GA Diamond, TA Denton, and JM Matloff

Division of Cardiology, Cedars-Sinai Medical Center, Los Angeles, CA 90048.

OBJECTIVES. The purpose of this study was to determine whether reimbursement in direct proportion to expected therapeutic benefit is capable of improving the utilization and cost of health care. BACKGROUND. The benefit associated with a particular medical or surgical treatment varies widely from patient to patient. Nevertheless, payment to the provider of the treatment is essentially invariant under the current fee-for-service system. Under an alternative fee-for-benefit strategy, empiric data are used to construct a multivariate model to predict the expected benefit to an individual patient from a particular health care service on the basis of conventional clinical descriptors.

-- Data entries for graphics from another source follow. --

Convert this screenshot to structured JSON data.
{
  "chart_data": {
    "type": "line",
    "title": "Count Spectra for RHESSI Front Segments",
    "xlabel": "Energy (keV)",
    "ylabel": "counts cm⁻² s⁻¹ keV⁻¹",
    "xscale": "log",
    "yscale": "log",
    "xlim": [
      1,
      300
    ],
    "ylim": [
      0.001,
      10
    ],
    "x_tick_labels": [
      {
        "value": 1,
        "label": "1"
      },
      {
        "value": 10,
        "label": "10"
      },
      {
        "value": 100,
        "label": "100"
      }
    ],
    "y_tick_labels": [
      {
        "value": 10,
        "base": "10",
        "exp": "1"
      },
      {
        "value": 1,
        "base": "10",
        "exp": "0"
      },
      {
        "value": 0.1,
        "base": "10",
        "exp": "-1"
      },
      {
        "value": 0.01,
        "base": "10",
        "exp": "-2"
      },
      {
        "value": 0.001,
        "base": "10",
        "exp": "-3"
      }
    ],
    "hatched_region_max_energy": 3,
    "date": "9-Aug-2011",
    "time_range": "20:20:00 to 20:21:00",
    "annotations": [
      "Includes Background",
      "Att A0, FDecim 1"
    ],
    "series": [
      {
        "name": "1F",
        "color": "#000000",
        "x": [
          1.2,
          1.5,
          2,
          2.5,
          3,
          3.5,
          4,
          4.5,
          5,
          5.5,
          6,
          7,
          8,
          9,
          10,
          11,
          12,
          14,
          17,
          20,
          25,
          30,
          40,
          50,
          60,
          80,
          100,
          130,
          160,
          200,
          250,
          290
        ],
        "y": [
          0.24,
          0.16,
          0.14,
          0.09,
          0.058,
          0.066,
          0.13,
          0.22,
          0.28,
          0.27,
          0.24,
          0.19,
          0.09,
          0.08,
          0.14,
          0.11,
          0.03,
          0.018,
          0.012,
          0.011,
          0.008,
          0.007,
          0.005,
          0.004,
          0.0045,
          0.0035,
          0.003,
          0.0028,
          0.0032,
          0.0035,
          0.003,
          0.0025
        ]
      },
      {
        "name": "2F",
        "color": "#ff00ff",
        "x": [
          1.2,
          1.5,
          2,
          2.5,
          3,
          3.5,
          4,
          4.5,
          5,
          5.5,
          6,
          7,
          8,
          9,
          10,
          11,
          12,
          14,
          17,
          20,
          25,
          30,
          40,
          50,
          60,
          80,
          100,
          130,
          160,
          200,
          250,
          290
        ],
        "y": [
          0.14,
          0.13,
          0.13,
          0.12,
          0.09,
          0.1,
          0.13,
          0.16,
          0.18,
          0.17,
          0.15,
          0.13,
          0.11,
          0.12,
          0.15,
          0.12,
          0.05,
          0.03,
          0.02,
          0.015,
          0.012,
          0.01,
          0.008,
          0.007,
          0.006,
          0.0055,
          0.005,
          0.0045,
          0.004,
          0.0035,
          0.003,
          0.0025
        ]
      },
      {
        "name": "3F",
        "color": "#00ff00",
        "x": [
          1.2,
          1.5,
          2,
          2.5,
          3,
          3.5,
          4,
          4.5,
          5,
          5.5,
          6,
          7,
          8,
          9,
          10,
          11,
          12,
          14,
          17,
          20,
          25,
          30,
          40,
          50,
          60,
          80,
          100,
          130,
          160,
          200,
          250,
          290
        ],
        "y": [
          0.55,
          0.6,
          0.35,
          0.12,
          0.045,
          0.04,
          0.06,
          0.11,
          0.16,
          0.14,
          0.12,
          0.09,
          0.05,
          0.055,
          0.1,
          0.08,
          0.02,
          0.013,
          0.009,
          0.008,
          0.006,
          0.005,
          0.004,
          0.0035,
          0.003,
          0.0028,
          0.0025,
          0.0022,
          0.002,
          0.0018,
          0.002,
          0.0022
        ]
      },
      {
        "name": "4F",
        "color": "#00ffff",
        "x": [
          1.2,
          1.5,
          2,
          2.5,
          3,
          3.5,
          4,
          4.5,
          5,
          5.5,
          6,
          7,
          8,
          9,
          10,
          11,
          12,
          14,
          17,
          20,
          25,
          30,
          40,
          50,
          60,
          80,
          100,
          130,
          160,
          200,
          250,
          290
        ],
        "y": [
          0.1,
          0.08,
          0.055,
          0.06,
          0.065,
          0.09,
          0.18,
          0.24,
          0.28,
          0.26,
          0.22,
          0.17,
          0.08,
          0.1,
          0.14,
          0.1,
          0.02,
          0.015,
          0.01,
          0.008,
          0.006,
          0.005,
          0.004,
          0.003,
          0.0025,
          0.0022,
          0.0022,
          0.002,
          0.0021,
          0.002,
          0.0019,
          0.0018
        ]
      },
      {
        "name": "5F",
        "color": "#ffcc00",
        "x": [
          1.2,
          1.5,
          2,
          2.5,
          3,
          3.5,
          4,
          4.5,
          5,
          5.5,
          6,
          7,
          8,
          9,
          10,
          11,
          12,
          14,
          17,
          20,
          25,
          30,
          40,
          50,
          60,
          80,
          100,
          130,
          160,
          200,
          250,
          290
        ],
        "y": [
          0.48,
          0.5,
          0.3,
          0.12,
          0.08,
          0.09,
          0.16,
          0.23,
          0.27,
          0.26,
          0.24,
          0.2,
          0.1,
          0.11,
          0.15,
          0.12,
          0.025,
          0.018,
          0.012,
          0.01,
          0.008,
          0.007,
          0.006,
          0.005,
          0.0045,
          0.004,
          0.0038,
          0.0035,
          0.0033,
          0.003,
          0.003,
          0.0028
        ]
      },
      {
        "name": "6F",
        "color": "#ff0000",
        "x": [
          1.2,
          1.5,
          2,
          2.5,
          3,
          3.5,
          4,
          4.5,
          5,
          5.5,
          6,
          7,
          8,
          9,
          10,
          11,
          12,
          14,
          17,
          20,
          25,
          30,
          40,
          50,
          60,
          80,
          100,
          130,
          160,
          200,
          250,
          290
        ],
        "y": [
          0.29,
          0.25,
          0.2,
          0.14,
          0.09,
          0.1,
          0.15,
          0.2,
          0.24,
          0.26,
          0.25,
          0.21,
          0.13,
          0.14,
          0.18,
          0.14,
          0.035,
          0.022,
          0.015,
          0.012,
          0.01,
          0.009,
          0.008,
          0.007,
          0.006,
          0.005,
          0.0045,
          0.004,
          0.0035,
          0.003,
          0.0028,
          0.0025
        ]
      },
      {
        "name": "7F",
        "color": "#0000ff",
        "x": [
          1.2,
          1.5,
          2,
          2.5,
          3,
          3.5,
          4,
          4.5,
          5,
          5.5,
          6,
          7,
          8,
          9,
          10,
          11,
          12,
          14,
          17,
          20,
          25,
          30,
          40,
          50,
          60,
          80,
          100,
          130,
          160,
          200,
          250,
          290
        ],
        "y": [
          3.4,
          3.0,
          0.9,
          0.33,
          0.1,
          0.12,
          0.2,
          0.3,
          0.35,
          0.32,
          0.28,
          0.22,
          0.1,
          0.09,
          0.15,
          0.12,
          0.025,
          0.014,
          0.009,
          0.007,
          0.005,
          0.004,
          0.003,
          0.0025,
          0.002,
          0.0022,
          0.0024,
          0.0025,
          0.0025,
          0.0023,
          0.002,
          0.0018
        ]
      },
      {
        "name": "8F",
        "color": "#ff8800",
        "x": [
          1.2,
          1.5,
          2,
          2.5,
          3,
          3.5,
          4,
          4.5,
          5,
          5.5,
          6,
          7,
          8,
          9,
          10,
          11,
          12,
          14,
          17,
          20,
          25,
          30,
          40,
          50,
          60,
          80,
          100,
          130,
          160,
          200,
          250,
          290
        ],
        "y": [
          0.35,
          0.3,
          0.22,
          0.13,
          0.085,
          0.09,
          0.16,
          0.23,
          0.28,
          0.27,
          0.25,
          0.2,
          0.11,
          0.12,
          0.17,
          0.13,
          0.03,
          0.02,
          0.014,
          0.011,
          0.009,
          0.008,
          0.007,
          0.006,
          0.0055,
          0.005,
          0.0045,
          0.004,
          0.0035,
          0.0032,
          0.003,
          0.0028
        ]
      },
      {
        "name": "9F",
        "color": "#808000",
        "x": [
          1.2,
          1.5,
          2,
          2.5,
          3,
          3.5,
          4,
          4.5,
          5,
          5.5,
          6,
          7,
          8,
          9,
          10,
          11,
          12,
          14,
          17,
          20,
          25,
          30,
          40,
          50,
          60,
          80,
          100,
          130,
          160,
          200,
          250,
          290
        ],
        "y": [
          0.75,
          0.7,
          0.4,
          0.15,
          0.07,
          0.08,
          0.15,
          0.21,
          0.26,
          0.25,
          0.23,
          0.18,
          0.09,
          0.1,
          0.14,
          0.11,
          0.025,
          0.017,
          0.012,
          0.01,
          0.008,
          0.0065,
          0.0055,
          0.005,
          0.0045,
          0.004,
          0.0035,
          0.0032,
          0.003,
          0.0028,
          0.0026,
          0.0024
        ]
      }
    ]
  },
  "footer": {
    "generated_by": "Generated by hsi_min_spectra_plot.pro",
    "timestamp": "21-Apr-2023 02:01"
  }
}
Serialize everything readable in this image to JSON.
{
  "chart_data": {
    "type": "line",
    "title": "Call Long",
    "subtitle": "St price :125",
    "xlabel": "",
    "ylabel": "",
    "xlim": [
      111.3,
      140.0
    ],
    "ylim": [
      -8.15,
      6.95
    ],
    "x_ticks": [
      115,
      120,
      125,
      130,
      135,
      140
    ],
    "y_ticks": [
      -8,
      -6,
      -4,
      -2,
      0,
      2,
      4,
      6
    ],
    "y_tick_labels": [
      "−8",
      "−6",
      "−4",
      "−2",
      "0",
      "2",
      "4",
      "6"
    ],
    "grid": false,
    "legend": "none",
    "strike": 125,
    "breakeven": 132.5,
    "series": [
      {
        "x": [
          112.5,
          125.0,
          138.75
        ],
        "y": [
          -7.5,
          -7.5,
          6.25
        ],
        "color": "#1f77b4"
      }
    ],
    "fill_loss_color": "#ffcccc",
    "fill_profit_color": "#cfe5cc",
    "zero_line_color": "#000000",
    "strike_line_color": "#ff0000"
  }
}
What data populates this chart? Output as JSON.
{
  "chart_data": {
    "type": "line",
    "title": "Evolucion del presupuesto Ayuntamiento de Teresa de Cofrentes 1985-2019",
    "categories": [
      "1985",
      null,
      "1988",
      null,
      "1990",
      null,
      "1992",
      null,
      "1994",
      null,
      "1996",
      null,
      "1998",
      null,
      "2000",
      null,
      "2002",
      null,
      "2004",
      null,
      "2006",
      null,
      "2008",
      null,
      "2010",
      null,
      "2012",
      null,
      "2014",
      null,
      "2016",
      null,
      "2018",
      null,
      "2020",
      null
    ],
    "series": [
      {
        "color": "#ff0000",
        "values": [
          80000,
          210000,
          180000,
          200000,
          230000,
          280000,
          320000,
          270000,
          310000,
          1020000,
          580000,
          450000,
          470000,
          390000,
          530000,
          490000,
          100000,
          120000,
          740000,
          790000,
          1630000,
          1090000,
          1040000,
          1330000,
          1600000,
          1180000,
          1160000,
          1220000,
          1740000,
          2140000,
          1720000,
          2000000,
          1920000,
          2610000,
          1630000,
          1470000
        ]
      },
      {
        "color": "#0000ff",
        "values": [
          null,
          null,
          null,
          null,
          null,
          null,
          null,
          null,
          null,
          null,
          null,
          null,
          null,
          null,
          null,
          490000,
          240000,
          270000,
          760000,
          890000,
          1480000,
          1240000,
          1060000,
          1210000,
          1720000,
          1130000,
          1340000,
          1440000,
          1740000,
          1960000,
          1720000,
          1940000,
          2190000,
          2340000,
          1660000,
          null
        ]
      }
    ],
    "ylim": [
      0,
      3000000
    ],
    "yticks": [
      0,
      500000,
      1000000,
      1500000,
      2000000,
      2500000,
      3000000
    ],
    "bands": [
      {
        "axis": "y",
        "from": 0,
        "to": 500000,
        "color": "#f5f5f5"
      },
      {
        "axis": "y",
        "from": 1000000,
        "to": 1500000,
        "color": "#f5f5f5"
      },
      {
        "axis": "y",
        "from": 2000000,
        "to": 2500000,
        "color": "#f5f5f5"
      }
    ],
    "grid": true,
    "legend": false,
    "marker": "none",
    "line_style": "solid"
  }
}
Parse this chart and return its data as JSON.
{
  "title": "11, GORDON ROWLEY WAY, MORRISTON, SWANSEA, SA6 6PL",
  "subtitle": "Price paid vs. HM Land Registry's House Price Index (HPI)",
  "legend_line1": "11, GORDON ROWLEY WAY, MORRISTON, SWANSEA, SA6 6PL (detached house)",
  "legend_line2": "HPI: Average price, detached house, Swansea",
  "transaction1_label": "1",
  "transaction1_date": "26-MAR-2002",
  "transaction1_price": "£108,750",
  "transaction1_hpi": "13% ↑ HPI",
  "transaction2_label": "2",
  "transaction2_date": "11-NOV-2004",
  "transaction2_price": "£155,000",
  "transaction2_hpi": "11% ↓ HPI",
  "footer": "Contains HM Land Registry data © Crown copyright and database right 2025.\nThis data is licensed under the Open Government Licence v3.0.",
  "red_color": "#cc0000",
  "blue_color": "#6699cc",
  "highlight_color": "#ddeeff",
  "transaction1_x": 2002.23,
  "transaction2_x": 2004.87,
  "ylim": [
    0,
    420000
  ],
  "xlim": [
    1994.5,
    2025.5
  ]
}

The payers and the providers of the service then openly negotiate an explicit economic relation between expected benefit and monetary payment such that payment is directly proportional to benefit. METHODS. Computer simulations were performed to determine the potential impact of this fee-for-benefit strategy with respect to medical versus surgical treatment of coronary artery disease. RESULTS. Compared with conventional fee-for-service, fee-for-benefit resulted in a 12% improvement in patient benefit (quality-adjusted survival), a 22% reduction in provider payments and a 55% increase in cost/benefit (the ratio of benefit to payment). CONCLUSIONS. The incentives embodied in a fee-for-benefit strategy can be an effective mechanism for encouraging more appropriate health care utilization while simultaneously controlling health care costs.